Klaus von Nichtssagend Gallery is pleased to announce Laughing castles, an exhibition of ceramic sculptures by Julia Kunin. The show will be on view in the front gallery at 87 Franklin Street, opening October 24 and running through December 6, 2025.
Julia Kunin’s hand-built ceramic sculptures embody a smooth sensuality, drawing on symbols of lesbian visibility alongside tropes from Modernist, Pop, and Op Art. Glittering metallic glazes amplify her carved and slab-built architectural forms, propelling them into the realm of glam with a wink toward kitsch. Repeated and mirrored body parts such as lips, eyes, and breasts form abstracted double portraits. In these coded, psychedelic compositions, Kunin asserts a feminist and queer presence within art historical lineages reaching back to Marsden Hartley and Victor Vasarely. As she notes, “Geometry alone may seem benign, but in this context, the geometry becomes subversive.”
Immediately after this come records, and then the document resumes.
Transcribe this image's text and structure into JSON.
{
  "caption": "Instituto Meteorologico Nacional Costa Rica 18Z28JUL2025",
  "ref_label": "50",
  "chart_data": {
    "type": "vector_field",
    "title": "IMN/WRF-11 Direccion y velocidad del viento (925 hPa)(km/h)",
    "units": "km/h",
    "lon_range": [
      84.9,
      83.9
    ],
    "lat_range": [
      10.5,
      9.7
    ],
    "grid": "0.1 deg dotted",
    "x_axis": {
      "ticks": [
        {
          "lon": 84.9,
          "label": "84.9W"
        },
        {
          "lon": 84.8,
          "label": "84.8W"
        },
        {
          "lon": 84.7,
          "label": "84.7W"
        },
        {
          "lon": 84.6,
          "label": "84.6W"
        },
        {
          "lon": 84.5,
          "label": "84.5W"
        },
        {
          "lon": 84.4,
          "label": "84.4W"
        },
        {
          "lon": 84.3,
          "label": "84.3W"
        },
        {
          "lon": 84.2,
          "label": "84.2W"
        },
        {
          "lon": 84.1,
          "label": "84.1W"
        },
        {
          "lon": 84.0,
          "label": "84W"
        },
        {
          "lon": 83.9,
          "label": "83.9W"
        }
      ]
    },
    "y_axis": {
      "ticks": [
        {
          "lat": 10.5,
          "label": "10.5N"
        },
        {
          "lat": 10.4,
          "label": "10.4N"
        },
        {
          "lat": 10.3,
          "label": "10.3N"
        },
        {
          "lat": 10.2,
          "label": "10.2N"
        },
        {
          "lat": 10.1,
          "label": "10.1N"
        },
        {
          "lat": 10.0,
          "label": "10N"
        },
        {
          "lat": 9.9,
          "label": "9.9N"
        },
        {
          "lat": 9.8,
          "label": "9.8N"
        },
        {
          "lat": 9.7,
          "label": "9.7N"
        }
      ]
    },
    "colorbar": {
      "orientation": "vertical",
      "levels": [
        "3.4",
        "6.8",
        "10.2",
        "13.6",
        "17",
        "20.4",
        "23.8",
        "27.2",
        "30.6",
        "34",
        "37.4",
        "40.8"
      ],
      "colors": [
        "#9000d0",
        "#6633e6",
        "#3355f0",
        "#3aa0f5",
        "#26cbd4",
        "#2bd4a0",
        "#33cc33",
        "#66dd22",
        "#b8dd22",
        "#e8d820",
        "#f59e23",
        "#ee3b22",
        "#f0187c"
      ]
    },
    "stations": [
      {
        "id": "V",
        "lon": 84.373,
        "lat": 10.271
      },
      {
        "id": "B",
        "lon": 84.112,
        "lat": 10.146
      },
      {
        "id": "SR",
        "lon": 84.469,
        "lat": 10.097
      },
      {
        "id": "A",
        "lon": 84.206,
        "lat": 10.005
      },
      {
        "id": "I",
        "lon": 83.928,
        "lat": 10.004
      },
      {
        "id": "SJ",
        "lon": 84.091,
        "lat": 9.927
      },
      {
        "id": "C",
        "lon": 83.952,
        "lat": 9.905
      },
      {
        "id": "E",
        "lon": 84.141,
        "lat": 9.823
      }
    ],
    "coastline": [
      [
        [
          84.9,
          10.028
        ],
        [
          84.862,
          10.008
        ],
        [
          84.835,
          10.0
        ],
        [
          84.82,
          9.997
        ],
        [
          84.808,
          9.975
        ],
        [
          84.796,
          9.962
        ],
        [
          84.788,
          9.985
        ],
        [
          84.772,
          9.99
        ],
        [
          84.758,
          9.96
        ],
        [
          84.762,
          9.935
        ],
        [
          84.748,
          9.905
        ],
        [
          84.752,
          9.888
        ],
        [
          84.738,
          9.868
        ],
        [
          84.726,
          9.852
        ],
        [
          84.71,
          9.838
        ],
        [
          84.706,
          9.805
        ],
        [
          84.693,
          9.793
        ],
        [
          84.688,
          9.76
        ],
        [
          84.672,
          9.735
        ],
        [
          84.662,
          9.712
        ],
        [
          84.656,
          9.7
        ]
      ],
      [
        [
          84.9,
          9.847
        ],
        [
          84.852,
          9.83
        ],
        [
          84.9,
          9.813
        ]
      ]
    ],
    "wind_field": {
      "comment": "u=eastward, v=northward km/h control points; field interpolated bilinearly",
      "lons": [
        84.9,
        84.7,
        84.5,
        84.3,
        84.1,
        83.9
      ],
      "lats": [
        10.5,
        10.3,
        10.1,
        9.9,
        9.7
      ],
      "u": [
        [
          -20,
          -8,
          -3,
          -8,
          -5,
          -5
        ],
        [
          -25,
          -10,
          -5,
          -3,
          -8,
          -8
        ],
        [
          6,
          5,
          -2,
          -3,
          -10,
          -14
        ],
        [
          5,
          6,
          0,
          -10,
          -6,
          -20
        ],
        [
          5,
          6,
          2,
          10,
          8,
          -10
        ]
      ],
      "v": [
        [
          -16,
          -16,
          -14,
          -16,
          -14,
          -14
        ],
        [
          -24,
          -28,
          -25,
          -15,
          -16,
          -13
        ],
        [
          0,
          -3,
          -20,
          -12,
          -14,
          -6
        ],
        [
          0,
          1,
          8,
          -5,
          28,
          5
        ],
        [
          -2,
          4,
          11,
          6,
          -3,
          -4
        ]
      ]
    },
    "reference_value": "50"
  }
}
Symmetrical forms such as keyholes and labryses appear as architectural latticeworks in clay, embedding symbolic meaning and near-spiritual iconography into their structures and surfaces. The exhibition’s title, Laughing castles, refers to a recurring form in Kunin’s work: a tower-like fortress topped with smiling lips. Kunin underscores the need for laughter, joy, and the erotic within activism in politically fraught times.